Mais pourquoi donc tant d'efforts pour un animal universellement craint ou détesté?

« Tout d'abord, ce sont des animaux formidables! S'ils ont acquis une mauvaise réputation, c'est surtout à cause de nous, à force de désinformation et de mauvais films, et ce n'est pas justifié, nous dit John Hewitt, biologiste à l'Aquarium des Amériques en Nouvelle-Orléans. Dans l'environnement, ils jouent un rôle très utile. En se nourissant des poissons faibles, malades ou blessés, ils opèrent une sélection naturelle. Ils gardent les océans et les stocks de poisson en santé, ce qui est important pour l'équilibre de l'environnement. Les éliminer ou réduire fortement leur nombre pourrait avoir de sérieuses conséquences, qui seraient ressenties partout sur la planète. »

Ce qui menace le plus le requin taureau, c'est la pêche côtière. Comme il habite dans les eaux peu profondes, il est souvent pris dans les filets des chalutiers, en même temps que des espèces commerciales. Au Canada, on en trouve au large de la Nouvelle-Écosse et du Nouveau-Brunswick, mais il ne semble pas trop menacé. Aux États-Unis, la situation est différente. Il a été surpêché, et depuis peu, on l'a classé comme une espèce totalement protégée.

« Malheureusement, les requins taureau, comme beaucoup d'espèces de requins dans le monde, ont été victimes des humains, nous explique John Hewitt. Ce sont des prédateurs situés au somment de la chaîne alimentaire, ils se reproduisent lentement, et pour eux, faire face à une pression créée par les humains est très difficile. Nous les pêchons commercialement, et ils sont très populaires au menu des restaurants. Ils sont aussi capturés par hasard dans les filets, ou simplement tués pour le plaisir, parce que les gens en ont peur. »

À l'Aquarium de la Nouvelle-Orléans, si on soigne l'habitat des requins, on leur offre aussi une diète équilibrée. Les requins taureau ne mangent que deux fois par semaine, uniquement du thon de première qualité, comme dans les meilleurs restaurants. Parfois, on ajoute une bonne dose de vitamines.

Mais malgré tout cela, le succès en matière de reproduction tarde à venir. Pour le moment, pas de bébé requin en vue.

« Nous allons adopter une approche plus agressive, nous dit John. Hewitt. Par des injections à des femelles bien conditionnées, nous pensons les induire à ovuler ce printemps, ce qui serait leur période normale de reproduction. Elles vont alors secréter des phéromones qui déclencheront l'accouplement chez les mâles, et nous serons alors sur la bonne voie. »
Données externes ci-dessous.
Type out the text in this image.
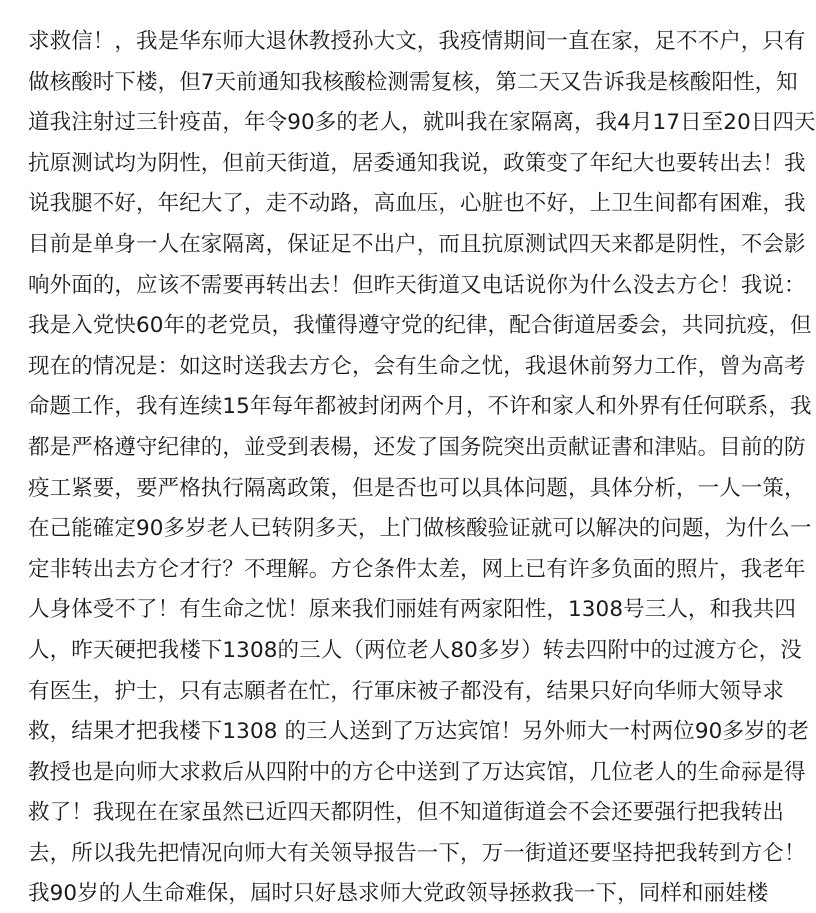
求救信！，我是华东师大退休教授孙大文，我疫情期间一直在家，足不不户，只有
做核酸时下楼，但7天前通知我核酸检测需复核，第二天又告诉我是核酸阳性，知
道我注射过三针疫苗，年令90多的老人，就叫我在家隔离，我4月17日至20日四天
抗原测试均为阴性，但前天街道，居委通知我说，政策变了年纪大也要转出去！我
说我腿不好，年纪大了，走不动路，高血压，心脏也不好，上卫生间都有困难，我
目前是单身一人在家隔离，保证足不出户，而且抗原测试四天来都是阴性，不会影
响外面的，应该不需要再转出去！但昨天街道又电话说你为什么没去方仑！我说：
我是入党快60年的老党员，我懂得遵守党的纪律，配合街道居委会，共同抗疫，但
现在的情况是：如这时送我去方仑，会有生命之忧，我退休前努力工作，曾为高考
命题工作，我有连续15年每年都被封闭两个月，不许和家人和外界有任何联系，我
都是严格遵守纪律的，並受到表楊，还发了国务院突出贡献证書和津贴。目前的防
疫工紧要，要严格执行隔离政策，但是否也可以具体问题，具体分析，一人一策，
在己能確定90多岁老人已转阴多天，上门做核酸验证就可以解决的问题，为什么一
定非转出去方仑才行？不理解。方仑条件太差，网上已有许多负面的照片，我老年
人身体受不了！有生命之忧！原来我们丽娃有两家阳性，1308号三人，和我共四
人，昨天硬把我楼下1308的三人（两位老人80多岁）转去四附中的过渡方仑，没
有医生，护士，只有志願者在忙，行軍床被子都没有，结果只好向华师大领导求
救，结果才把我楼下1308 的三人送到了万达宾馆！另外师大一村两位90多岁的老
教授也是向师大求救后从四附中的方仑中送到了万达宾馆，几位老人的生命祘是得
救了！我现在在家虽然已近四天都阴性，但不知道街道会不会还要强行把我转出
去，所以我先把情况向师大有关领导报告一下，万一街道还要坚持把我转到方仑！
我90岁的人生命难保，屆时只好恳求师大党政领导拯救我一下，同样和丽娃楼
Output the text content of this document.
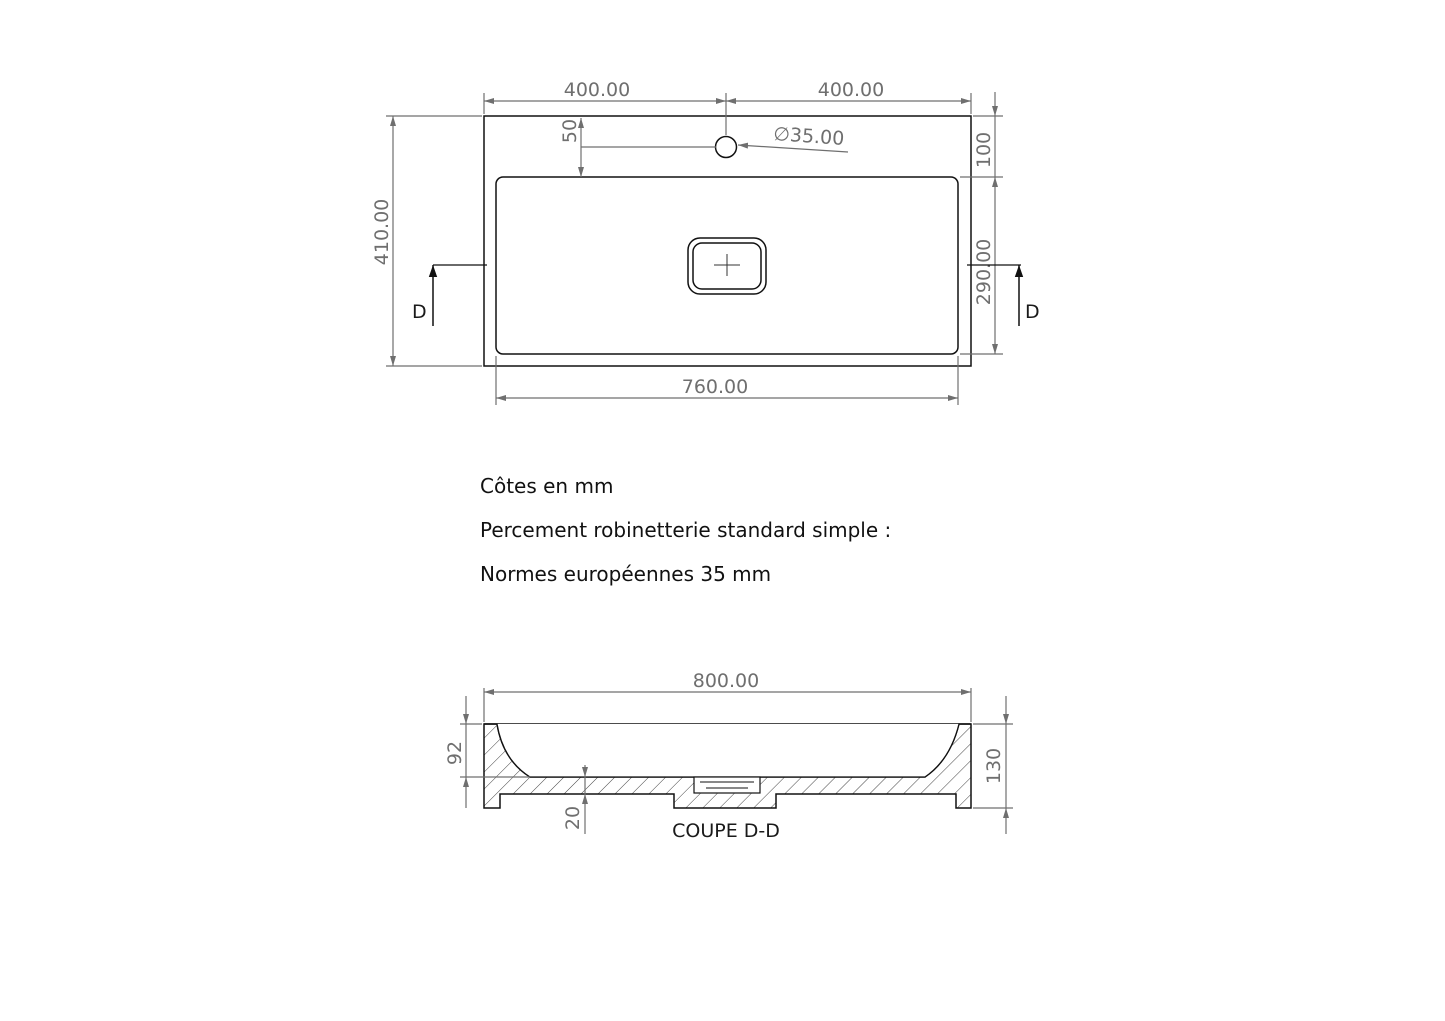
400.00	400.00
50	∅35.00	100
290.00
410.00
760.00
D	D
800.00
92	130
20
COUPE D-D
Côtes en mm
Percement robinetterie standard simple :
Normes européennes 35 mm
Et si cela ne fonctionne pas, les chercheurs prendront les grands moyens : « Si les mâles n'adoptent pas le comportement reproducteur que nous cherchons, alors nous sortirons un dernier tour de notre sac à malice, précise John Hewitt. Cela consiste à récolter les œufs de la femelle, le sperme des mâles, et littéralement créer un bébé-requin en éprouvette, que nous implanterons ensuite dans l'utérus d'une femelle. »

Les requins ne sont pas prolifiques. Tous les deux ans - dans le meilleur des cas - la femelle met bas deux petits. Récemment, les chercheurs de l'Aquarium des Amériques auraient observé un début d'étreinte amoureuse entre requins. Ils sont donc confiants.

Par leur projet de reproduction en captivité, ils veulent fournir des spécimens à d'autres musées de la mer ou centres de recherche. Mais il veulent surtout sensibiliser le public au sort méconnu de ce grand poisson. Protéger les requins, pourquoi pas? Après tout, ce sont nous, les humains qui les menaçons!